自らが主宰する劇団・ヨーロッパ企画で発表した舞台『来てけつかるべき新世界』で受賞した上田。受賞スピーチで「大阪のおっさんがドローンと戦うというアイディアから生まれて、思ってもいない壮大なコメディになった作品。僕の本には、役者やスタッフの思いつきや事情なども含まれていますけど、この受賞は『このままの道でいいんだよ』と言われたようです。次はモアイコメディやビックリマンコメディなどをやってみたい」と、将来の抱負も含めて感謝を述べた。

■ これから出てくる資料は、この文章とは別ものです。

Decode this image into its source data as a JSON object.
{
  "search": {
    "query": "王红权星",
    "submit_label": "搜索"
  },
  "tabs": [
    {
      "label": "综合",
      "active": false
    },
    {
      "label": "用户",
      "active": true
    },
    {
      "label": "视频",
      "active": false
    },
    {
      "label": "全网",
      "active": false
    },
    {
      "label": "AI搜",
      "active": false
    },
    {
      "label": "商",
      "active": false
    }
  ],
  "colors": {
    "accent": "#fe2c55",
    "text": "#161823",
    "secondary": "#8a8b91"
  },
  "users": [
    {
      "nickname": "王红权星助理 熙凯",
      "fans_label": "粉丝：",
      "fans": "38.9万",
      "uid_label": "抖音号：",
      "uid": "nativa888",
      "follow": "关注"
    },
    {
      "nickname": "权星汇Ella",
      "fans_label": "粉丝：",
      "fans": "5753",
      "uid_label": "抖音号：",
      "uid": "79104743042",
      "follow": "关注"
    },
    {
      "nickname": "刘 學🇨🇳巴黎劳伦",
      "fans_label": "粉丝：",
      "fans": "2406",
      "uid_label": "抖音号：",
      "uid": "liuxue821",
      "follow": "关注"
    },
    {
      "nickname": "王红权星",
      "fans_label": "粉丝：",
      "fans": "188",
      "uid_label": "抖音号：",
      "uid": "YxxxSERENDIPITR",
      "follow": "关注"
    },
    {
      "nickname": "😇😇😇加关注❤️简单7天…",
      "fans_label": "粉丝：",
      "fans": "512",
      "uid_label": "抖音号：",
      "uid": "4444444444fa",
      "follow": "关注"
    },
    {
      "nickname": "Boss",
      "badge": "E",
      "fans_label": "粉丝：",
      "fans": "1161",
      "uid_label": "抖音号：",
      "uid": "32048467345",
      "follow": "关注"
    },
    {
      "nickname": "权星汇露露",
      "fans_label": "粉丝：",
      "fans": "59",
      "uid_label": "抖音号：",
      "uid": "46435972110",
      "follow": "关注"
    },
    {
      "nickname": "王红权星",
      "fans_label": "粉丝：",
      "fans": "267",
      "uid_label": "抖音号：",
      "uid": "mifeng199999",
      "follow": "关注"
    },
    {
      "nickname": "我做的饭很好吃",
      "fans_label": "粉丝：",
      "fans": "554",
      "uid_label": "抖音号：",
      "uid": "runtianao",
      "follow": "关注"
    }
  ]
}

戯曲賞選考委員の一人で、特に上田の作品を強く押したという劇作家・演出家のケラリーノ・サンドロヴィッチ(ナイロン100℃)は、祝辞の中で「ギャグの飛躍や展開の読めなさは、相当な努力の上に書き上げられたと思う」と、コメディ作家の先輩として賞賛。また4年前に一足早く同賞を受賞し、上田とも親交が深い劇作家・演出家・俳優の岩井秀人(ハイバイ)もスピーチの壇上に。上田の劇作が、ゲームのプログラミングから影響を受けていることを語っている最中になぜか涙ぐみ始め、場内が戸惑いと笑いに包まれる一幕もあった。
『来てけつかるべき新世界』戯曲本(白水社刊・2160円)は4月21日より発売。また本編以外のおまけ映像も充実した公演DVDは、夏頃に発売される予定。